The Financial Times reports that Citi is to 'intensify its efforts to break free from the US government shackles', despite failing to convince the authorities that they are strong enough to stand alone without US government backing.
And Bloomberg reports that the US Treasury's refusal to sell its 34% stake in the company is 'hampering' Citi's attempts to raise the $20bn it needs to pay back its bailout. The firm would need to go into the market to sell stock to raise money to repay the Treasury, but it will not be able to do so until the government sets out how it will offload its own 7.7 billion shares.
Reuters reports that both Canadian banks CIBC and Toronto Dominion have reported quarterly profits which topped analyst estimates. Profit for the three months to 31st October at CIBC came in at $613m, whilst TD's profits hit $962m in the period.

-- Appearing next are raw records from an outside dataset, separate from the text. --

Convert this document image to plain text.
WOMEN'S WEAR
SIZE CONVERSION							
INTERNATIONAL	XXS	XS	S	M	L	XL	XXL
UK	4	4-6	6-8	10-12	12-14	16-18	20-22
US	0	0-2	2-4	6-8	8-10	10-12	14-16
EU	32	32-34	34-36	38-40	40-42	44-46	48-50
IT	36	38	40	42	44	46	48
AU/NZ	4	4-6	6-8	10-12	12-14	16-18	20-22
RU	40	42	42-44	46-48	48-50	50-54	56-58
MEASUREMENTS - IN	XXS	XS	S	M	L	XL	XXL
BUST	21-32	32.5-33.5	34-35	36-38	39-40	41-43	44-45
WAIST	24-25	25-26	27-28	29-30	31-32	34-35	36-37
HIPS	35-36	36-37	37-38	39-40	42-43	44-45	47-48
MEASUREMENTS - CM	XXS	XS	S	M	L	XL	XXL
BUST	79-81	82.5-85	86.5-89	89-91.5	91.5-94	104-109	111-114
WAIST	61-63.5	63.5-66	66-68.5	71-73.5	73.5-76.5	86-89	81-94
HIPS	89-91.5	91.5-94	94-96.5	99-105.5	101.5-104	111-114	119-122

The Wall Street Journal reports that, according to legal filings reviewed by the newspaper, Raj Rajaratnam, the founder of hedge fund Galleon Group, who has been charged with securities fraud for alleged insider trading, was actually probed by US federal prosecutors over 10 years ago on suspicion of insider dealing. The probe revealed no evidence of wrongdoing, however.

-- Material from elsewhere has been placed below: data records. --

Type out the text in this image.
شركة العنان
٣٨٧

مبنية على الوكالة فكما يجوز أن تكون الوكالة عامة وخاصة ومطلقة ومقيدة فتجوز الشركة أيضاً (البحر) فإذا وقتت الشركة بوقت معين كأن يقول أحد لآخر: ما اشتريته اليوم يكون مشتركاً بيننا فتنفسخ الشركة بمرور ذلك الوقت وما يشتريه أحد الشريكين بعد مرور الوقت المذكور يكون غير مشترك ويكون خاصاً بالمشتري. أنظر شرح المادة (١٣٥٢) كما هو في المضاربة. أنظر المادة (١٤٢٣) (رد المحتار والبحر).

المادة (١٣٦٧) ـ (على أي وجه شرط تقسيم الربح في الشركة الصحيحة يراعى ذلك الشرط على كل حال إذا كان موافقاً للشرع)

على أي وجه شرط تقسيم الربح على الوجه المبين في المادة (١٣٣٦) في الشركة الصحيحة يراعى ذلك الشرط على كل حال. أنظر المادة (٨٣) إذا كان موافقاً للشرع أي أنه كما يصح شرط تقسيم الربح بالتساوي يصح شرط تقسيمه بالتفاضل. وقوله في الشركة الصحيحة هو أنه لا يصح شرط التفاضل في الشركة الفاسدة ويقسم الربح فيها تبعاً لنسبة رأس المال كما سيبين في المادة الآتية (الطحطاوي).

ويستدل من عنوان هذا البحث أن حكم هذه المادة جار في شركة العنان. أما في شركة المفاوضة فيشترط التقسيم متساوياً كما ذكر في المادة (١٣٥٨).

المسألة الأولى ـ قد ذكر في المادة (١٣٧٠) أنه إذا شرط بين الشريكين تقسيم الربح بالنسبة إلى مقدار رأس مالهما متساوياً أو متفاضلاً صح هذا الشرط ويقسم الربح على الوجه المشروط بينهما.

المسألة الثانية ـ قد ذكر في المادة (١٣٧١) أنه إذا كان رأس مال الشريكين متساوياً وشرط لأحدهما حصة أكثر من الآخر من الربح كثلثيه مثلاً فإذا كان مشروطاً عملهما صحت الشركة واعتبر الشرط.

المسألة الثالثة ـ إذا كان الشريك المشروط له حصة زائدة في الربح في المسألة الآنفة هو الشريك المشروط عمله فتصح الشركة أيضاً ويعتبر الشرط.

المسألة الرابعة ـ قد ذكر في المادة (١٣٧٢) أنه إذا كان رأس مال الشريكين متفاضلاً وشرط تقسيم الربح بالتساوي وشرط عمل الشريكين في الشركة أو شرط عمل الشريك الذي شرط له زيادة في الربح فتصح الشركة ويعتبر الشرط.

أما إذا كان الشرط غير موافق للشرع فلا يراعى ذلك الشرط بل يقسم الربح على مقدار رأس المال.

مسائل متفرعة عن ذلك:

Reuters reports that bankers are cautiously optimistic about the prospects for M&A next year. Typical is Thomas Miles, from JPMorgan, who told the news agency: 'We are seeing a pickup in serious strategic discussions that would give us more optimism for 2010'.
Finally, The Times reports that, according to a report compiled by Royal Bank of Scotland's legal practices group, another 5,000 London-based lawyers could lose their jobs next year, as law firms bid to get back to pre-financial crisis levels of profitability.